Her squad brayed and jabbed their fingers at the opposition benches, barely able to keep their seats as their exasperation levels went from mild frustration to Christina McKelvie doing long division.

For those keeping count at home, there are now five investigations under way. There’s a parliamentary inquiry, a government inquiry, a ministerial code inquiry, an Information Commissioner inquiry, and a police inquiry. Never let it be said that this government isn’t a job creator.

Jackson Carlaw’s every attempt to elicit more information about what Sturgeon knew and when she knew it — the Nixon questions — was rebuffed by precisely worded replies. ‘It is time to respect the inquiries that opposition members have called for and that I and my government have supported.’

It was important to remember the two women at the centre of this, Sturgeon said. You could hardly forget them if you keep having secret meetings with the subject of their allegations. Anyway, her feminist turn didn’t last long and soon she was talking up independence.

That is how she hopes to distract voters from her role in what Carlaw called ‘this tawdry business’, like a Kirk elder who had caught the minister’s wife trying to pass off an M&S walnut loaf as her own in the church fete baking contest.

Keeping schtum is a canny strategy for a party one public brawl away from its own Jeremy Kyle special but makes for a dull question and answer session. Besides, as Carlaw pointed out, the First Minister is only refusing to respond in the chamber; her special advisers are still briefing journalists behind the scenes. Off-the-record phone calls to political correspondents — that’s how you respect a parliamentary inquiry.

Carlaw having got heehaw, it didn’t look promising for Richard Leonard.

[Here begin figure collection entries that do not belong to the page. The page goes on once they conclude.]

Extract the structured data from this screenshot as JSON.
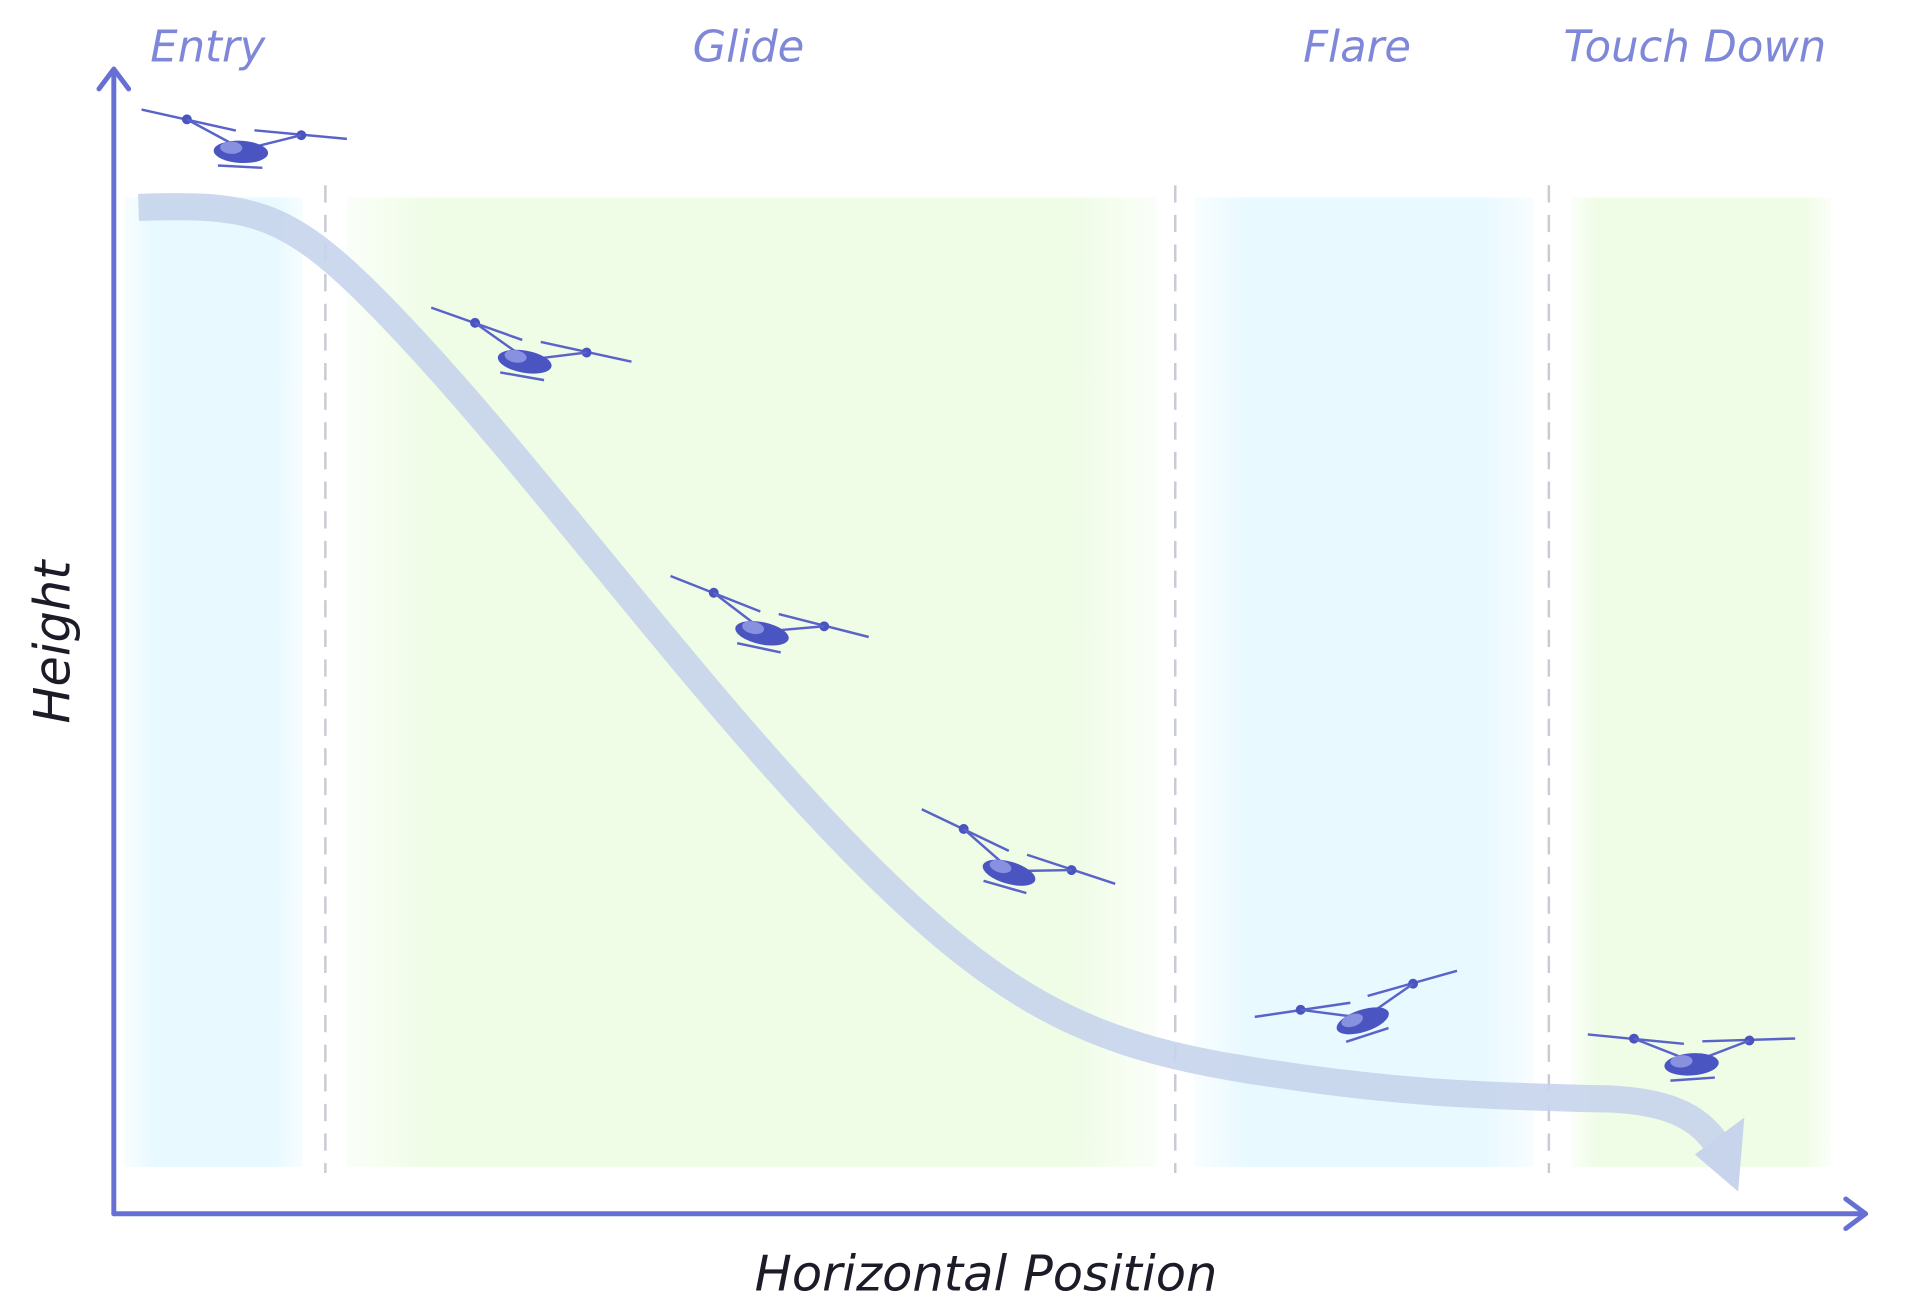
{
  "phases": [
    "Entry",
    "Glide",
    "Flare",
    "Touch Down"
  ],
  "axes": {
    "y": "Height",
    "x": "Horizontal Position"
  }
}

But the Scottish Labour leader ended up teasing out the two most newsworthy nuggets from the proceedings. First, he queried whether Sturgeon would hand over all relevant documents — not just government memos but internal SNP ones too.

‘We will provide whatever material they request,’ Sturgeon ventured, hesitantly. If you have shares in shredders, I’d hold onto them.

The second titbit extracted by Leonard was on the chairmanship of the parliamentary probe. Under Holyrood’s rules, it’s the SNP’s turn. He asked: ‘Will it step aside and ensure that an MSP from another party chairs the inquiry?’

Heads turned in the First Minister’s direction and finally the human form of ‘no comment’ had something to say: ‘It is not me who is establishing the inquiry and it is not me who will decide who will conduct the inquiry.’

A murmur rippled through the chamber. She didn’t seriously think her party could investigate itself, did she? Scotland might be run by Govanhill’s answer to the Ceaușescus but we’re not yet a banana republic.

Patrick Harvie, a little man with a high horse, used his questions to scold Messrs Carlaw and Leonard for quizzing Sturgeon on Salmondgate. You can’t ask questions of the First Minister in here. This is First Minister’s Questions.

Instead, they should be talking about Brexit, which was ‘the biggest political crisis for generations’. Not even in the next breath but the same one, he urged Sturgeon to press ahead with a second independence referendum. He’s the Crocodile Dundee of nationalism: ‘That’s not a political crisis. This is a political crisis.’